NHL.com is examining where each team stands in preparation for the 2021-22 regular season, which starts Oct. 12. Today, five questions facing the Edmonton Oilers:
1. Will their offseason moves help them get over the hump in the playoffs?
The Oilers have lost in the first round of the Stanley Cup Playoffs in each of the past two seasons, including being swept by the Winnipeg Jets last season after finishing second in the seven-team Scotia North Division. It’s been a frustrating result for a roster that features the past two Hart Trophy winners voted as NHL MVP, Connor McDavid (2020-21) and Leon Draisaitl (2019-20).
In search of the elements that will improve their chances of making a deep run, the Oilers made two key additions this offseason, signing forward Zach Hyman to a seven-year contract July 28 and acquiring defenseman Duncan Keith in a trade with the Chicago Blackhawks for defenseman Caleb Jones and a conditional pick in the 2022 NHL Draft on July 12.
“We obviously [like] where our group is at, we’ve got lots of guys that are just stepping into their primes that’s a core group, and we’ve got lots of pieces around that,” McDavid told TSN on July 12. “[General manager Ken Holland] has a big offseason with some money to work with, so you never really know when what can happen.”
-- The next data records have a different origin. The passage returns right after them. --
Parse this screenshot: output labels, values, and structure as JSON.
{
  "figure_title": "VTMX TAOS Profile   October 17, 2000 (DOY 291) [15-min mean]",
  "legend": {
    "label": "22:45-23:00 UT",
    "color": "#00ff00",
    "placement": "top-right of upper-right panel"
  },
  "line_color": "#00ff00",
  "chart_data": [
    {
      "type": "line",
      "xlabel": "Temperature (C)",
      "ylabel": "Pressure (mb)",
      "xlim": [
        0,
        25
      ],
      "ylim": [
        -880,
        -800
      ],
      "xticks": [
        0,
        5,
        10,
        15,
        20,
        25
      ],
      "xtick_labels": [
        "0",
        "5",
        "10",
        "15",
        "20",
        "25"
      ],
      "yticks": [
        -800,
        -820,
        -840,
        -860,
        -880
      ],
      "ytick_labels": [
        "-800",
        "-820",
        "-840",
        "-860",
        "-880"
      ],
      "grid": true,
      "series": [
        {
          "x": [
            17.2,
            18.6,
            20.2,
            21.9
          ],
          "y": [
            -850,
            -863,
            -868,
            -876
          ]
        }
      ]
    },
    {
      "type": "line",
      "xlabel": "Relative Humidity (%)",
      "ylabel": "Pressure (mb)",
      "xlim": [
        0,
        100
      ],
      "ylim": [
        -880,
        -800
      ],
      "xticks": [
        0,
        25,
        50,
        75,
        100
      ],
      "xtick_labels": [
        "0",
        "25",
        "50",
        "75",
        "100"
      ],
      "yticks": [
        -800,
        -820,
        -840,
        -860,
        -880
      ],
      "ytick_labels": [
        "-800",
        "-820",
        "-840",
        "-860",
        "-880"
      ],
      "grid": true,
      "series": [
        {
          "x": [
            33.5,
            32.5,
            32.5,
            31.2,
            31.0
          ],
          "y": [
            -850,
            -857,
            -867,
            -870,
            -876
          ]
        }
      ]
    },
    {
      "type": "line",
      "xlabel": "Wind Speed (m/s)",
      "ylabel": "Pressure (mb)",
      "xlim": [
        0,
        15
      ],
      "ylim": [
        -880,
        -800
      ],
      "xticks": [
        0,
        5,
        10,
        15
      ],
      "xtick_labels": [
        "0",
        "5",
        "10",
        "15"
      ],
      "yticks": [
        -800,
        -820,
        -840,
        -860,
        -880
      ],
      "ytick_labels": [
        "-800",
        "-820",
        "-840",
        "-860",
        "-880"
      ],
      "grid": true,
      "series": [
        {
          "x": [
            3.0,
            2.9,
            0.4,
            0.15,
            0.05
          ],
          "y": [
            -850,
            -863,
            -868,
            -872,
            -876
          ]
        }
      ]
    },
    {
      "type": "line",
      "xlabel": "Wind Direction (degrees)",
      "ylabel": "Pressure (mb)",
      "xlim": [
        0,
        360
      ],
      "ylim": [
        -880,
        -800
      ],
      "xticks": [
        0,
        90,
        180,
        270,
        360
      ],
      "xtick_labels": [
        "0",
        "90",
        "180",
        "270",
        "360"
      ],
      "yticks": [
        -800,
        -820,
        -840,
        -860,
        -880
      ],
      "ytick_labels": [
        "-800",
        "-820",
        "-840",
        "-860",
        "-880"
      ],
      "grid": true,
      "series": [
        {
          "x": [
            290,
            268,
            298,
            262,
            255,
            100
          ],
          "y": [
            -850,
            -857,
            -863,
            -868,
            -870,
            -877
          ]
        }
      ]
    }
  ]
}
2. How much better is their forward depth?
McDavid led the NHL with 105 points (33 goals, 72 assists), and Draisaitl was second with 84 (31 goals, 53 assists), but third among Edmonton forwards was Ryan Nugent-Hopkins, who scored 35 points (16 goals, 19 assists).
McDavid and Draisaitl will continue to score at an elite level, and the Oilers believe they have improved their forward depth by adding Hyman, who scored 33 points (15 goals, 18 assists) in 43 games for the Toronto Maple Leafs last season. As a top-six forward, he could make it easier for coach Dave Tippett to have McDavid and Draisaitl each center his own line.
Along with Hyman, Edmonton added Derek Ryan, who signed a two-year contract July 28 after scoring 13 points (two goals, 11 assists) in 43 games for the Calgary Flames last season, and Warren Foegele, who was acquired in a trade with the Carolina Hurricanes for defenseman Ethan Bear on July 28 after scoring 20 points (10 goals, 10 assists) in 53 games last season.
3. Where does Keith fit in the defenseman group?
Keith’s best NHL days are likely behind him, but the 38-year-old still has his intelligence, experience and competitive edge. In 16 seasons with the Blackhawks, he won the Stanley Cup three times (2010, 2013, 2015) and was voted winner of the Conn Smythe Trophy as playoff MVP in 2015 and the Norris Trophy as the best defenseman in the NHL twice (2009-10, 2013-14).
Keith’s role will be to support and complement Darnell Nurse and Tyson Barrie, and to mentor 21-year-old Evan Bouchard, who was selected with the No. 10 pick of the 2018 NHL Draft and should move into a full-time role this season.
Edmonton also signed defenseman Cody Ceci to a four-year contract July 28 after he scored 17 points (four goals, 13 assists) in 53 games for the Pittsburgh Penguins last season.
The Oilers will be relying on Keith and Ceci to replace Bear, Adam Larsson, who was selected by the Seattle Kraken in the 2021 NHL Expansion Draft on July 21, and Oscar Klefbom, who is likely to miss a second straight season after shoulder surgery March 25.
4. Can the goaltending hold up?
Mike Smith, who signed a two-year contract July 24, emerged as the clear No. 1 last season, going 21-6-2 with a 2.31 goals-against average, a .923 save percentage and three shutouts in 32 games (30 starts). It was a nice bounce-back season for the 39-year-old, who proved that he still has plenty of game left after he had a 2.95 GAA and .902 save percentage in 2019-20, his first with the Oilers.
Smith’s backup will again be Mikko Koskinen, who was 13-13-0 with a 3.17 GAA and .899 save percentage last season in 26 games (25 starts), but Edmonton also has Alex Stalock under contract for depth and insurance.
5. Which young players will produce?
There will be some urgency from the Oilers to get bigger contributions from Bouchard, 21; and forwards Jesse Puljujarvi, 23; Kailer Yamamoto, 22; and Ryan McLeod, 21.
Puljujarvi scored 25 points (15 goals, 10 assists) in 55 games last season; Yamamoto scored 21 (eight goals, 13 assists) in 52 games; McLeod had one assist in 10 games; and Bouchard scored five points (two goals, three assists) in 14 games.
“Part of being good in a [salary] cap world is you need younger players, cheaper players, that’s a part of the puzzle,” Holland said. “If that’s not part of the equation, then it gets to be much more difficult.”